Minik gezentigiller Rize yolunda

Minik gezentigiller Rize yolunda

İkizlerimiz Ömer ve Faruk 6. ayını doldurduğunda eşimin memleketi Gönen’e gidip ilk uzun seferimizi yapmıştık. Yolda Kocaeli merkezde ve Gölcük’te durup arkadaşlarımızın henüz göremediğimiz bebeklerini de ziyaret etmiştik. Hatta bir ara ortamdaki çocuk+bebek sayısı 6’yı bulmuştu. O seferin sonunda Gönen’e 1-2 km kalaya kadar herhangi bir problem yaşamadan yolculuğumuzu tamamlamıştık. Son dakikalarda bebeklerin ikisi birden hem ağlayarak hem de kokutarak ortalığı batırınca mecburen yolun kenarına çekip temizlik yapmıştık. Bundan başka vukuat olmamıştı.

Bebeler 9. ayı doldurduklarında ise artık Rize’ye uzanmanın vakti geldi deyip bir haftalık kısa bir memleket ziyareti yapmaya karar verdik.
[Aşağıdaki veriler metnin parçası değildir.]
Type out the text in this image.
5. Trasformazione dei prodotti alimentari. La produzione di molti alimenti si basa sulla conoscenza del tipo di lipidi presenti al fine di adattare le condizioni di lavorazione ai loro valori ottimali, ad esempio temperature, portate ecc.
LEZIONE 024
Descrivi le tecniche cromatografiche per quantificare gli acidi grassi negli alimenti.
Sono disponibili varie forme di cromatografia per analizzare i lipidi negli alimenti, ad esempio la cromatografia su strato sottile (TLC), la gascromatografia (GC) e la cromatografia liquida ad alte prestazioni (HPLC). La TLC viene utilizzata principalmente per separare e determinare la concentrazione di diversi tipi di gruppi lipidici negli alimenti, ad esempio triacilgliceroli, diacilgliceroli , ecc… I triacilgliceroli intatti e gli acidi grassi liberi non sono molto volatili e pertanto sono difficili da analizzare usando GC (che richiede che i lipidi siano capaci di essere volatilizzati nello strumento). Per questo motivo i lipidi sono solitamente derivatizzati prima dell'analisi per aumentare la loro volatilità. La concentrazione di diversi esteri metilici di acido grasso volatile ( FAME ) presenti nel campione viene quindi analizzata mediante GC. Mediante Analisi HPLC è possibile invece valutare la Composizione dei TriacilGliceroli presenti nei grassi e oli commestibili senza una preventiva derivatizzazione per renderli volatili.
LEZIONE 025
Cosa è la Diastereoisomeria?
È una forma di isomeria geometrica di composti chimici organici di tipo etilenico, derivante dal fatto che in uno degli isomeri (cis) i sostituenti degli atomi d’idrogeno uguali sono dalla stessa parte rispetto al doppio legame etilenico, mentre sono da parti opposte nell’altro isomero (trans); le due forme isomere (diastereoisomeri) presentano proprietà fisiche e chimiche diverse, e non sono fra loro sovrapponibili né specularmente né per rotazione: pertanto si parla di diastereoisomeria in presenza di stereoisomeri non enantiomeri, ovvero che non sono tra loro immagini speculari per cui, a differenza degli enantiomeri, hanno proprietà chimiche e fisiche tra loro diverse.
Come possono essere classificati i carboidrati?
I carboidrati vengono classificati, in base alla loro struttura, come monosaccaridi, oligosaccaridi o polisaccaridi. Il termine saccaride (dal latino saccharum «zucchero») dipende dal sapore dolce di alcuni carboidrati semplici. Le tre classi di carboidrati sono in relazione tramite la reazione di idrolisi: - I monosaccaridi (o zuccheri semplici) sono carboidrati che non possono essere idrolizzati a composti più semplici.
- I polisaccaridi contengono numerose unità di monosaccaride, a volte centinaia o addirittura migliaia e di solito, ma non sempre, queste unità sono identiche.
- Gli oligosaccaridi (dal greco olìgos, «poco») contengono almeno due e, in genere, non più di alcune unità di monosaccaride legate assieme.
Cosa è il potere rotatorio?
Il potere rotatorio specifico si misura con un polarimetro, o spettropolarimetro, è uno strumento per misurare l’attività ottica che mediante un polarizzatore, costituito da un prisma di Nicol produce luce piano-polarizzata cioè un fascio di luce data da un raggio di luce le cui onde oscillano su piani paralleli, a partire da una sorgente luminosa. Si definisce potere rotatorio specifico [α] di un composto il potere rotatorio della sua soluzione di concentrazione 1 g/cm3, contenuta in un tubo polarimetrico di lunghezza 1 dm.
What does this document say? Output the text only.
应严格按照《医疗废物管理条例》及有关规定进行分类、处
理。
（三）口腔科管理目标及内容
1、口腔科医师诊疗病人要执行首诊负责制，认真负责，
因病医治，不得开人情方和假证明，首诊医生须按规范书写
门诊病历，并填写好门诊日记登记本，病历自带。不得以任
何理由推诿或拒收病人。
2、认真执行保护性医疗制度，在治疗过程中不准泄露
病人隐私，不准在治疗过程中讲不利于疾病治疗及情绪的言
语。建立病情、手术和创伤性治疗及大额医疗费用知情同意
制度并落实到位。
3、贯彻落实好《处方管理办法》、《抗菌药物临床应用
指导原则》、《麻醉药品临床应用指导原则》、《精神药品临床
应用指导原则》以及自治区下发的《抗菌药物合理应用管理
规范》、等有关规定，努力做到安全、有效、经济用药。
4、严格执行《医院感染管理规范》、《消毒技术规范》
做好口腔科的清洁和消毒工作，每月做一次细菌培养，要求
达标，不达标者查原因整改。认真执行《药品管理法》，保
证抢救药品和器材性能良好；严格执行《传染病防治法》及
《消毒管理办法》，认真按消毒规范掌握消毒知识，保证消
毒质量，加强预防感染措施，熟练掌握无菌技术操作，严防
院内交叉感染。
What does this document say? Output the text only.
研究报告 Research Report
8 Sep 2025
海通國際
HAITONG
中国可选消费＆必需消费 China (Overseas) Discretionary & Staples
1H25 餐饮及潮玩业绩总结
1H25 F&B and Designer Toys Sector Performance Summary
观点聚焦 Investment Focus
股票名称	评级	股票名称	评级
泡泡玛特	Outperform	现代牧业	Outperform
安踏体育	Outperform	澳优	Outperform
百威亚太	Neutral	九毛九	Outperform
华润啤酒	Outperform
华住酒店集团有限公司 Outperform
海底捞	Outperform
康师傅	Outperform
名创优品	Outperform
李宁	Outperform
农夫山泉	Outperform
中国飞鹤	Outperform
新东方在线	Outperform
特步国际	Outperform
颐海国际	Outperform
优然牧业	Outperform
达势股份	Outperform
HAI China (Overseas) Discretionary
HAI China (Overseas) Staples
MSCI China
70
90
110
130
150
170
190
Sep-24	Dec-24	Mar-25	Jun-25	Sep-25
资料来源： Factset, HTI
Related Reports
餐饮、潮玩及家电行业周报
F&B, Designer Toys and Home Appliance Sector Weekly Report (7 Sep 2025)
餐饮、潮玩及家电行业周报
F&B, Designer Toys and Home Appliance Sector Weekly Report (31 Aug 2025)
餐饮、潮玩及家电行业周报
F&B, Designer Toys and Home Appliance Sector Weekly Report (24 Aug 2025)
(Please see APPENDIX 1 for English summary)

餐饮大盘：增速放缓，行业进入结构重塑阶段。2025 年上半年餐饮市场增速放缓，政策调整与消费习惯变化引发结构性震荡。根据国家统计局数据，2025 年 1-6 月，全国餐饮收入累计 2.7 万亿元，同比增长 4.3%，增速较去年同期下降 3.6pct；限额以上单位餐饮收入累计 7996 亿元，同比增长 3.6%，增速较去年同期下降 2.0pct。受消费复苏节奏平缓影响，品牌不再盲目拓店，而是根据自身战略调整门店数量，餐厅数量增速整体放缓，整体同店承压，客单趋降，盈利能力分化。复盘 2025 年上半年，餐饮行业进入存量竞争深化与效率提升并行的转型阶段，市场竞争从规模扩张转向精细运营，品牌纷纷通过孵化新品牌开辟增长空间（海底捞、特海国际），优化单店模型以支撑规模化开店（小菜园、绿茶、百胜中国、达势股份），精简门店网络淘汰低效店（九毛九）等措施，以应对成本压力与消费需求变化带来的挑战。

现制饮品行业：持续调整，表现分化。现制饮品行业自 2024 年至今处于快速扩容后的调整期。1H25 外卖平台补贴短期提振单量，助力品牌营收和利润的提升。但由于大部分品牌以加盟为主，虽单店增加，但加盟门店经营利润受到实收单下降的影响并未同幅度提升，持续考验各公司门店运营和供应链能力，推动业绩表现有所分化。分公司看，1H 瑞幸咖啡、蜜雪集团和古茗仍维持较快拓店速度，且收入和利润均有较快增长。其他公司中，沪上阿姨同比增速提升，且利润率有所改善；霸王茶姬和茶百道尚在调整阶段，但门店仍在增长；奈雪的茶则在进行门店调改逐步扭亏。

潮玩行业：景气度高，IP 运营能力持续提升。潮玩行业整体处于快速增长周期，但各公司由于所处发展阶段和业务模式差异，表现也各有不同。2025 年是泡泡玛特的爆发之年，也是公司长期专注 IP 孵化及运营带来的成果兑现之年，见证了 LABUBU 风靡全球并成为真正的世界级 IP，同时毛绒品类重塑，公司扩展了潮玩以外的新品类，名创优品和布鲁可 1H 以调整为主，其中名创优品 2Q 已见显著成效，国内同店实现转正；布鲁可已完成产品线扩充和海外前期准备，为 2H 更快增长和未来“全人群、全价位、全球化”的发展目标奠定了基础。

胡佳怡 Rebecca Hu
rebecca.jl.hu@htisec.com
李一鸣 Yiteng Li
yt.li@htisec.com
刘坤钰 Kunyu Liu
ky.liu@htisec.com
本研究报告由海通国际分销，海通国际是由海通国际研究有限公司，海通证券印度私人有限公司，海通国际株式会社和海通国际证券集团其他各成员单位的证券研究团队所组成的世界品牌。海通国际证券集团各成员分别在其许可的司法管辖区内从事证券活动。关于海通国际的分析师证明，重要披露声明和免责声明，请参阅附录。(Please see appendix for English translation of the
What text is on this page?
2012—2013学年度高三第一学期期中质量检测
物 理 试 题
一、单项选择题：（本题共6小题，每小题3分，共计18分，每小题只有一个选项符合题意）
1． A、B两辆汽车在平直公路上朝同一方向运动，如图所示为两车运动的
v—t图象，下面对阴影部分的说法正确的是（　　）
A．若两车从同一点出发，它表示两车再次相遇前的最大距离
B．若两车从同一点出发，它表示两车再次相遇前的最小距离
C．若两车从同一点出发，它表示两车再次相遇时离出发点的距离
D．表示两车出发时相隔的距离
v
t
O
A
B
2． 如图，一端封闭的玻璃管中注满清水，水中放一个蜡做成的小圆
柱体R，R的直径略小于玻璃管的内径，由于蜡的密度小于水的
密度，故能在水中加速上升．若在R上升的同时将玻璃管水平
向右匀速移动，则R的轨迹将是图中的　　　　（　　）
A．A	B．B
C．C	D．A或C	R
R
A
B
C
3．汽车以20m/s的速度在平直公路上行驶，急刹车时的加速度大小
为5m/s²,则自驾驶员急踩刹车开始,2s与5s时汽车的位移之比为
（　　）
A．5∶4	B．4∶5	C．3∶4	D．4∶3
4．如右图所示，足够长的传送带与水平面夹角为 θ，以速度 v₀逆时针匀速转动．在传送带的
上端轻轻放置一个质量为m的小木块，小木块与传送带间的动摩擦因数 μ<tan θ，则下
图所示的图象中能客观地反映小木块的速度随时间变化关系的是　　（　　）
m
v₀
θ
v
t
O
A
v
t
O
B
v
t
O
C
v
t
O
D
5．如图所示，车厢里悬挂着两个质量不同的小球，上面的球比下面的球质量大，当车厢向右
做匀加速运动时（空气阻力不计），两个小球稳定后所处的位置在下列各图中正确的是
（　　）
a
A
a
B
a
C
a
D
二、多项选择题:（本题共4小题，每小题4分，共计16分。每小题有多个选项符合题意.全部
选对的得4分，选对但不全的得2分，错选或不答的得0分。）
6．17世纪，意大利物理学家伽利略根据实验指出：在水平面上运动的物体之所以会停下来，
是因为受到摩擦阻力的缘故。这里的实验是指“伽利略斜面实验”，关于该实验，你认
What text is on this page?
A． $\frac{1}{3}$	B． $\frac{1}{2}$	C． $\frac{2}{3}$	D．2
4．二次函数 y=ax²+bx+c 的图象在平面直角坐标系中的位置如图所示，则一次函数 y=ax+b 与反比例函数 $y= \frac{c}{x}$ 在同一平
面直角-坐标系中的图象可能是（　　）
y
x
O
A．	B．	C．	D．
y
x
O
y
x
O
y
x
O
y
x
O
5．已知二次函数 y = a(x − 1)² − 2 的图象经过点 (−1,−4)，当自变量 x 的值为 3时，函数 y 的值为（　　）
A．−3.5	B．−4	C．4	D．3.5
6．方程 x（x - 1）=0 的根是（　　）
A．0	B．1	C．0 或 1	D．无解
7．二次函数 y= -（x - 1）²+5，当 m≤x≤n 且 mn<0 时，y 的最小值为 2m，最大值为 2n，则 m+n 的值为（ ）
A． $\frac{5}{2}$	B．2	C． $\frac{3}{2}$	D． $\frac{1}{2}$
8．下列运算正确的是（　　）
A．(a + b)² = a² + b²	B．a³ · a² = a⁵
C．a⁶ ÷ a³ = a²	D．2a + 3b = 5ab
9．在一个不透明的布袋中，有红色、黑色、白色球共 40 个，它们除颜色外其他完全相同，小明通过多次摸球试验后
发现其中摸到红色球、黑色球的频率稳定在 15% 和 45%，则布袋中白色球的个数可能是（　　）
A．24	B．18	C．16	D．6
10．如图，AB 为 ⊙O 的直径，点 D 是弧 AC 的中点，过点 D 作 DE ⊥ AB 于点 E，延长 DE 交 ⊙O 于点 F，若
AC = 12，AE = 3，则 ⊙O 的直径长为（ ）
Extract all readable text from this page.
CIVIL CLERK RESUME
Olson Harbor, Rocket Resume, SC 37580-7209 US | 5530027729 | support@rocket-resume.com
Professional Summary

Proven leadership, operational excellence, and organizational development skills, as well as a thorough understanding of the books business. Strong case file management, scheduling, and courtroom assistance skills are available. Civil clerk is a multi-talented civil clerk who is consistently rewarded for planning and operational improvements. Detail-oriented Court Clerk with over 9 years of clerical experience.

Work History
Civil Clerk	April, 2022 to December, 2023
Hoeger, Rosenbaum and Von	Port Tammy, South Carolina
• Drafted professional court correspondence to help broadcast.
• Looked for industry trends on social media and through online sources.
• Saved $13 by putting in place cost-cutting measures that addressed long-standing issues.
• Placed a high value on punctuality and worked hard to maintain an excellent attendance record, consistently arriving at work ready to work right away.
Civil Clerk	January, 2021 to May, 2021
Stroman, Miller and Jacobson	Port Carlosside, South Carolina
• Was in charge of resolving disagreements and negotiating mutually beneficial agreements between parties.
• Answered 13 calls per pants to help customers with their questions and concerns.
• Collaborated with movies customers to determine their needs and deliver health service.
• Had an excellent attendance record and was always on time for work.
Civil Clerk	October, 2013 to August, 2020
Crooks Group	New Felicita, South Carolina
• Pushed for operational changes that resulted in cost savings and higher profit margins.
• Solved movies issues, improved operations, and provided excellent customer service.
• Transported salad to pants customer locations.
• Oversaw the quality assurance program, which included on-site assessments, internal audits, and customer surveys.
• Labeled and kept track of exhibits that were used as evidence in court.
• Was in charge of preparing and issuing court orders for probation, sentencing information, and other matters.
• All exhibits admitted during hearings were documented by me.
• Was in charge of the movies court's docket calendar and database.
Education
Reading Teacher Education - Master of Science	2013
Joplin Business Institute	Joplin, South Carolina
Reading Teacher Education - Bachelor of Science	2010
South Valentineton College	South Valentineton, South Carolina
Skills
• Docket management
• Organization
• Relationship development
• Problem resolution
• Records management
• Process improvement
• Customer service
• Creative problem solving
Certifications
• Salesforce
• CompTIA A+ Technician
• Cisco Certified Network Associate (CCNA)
Çocuklar büyümeden oradaki akrabalarımız da bebeklik hallerini görsün istedik. Tabi İstanbul-Rize oldukça uzun bir mesafe: 1142 km. Bu kadar uzun bir yolda çocuklar ne hale gelir önceden kestirmek zor. Ancak zaten Kastamonu’da çok sevdiğimiz bir arkadaşımıza taziye ziyareti yapacağımız için orada mola verip yolun kalan kısmında daha rahat oluruz diye düşündük.

20 dakika rötarla da olsa yola çıkmayı başardık.

Gerçekten de hem Kastamonu’ya kadar giderken, hem de oradan Gerze üzerinden Samsun’a varana kadar maşallah hiç bir sorunla karşılaşmadık. Samsun’dan sonra bebekler bazan sırayla bazan ikisi birden bızırdamaya başladı. Neyse ki Şahika hanım arkada kah çizgi filmle kah pışpışlayarak onları oyaladı.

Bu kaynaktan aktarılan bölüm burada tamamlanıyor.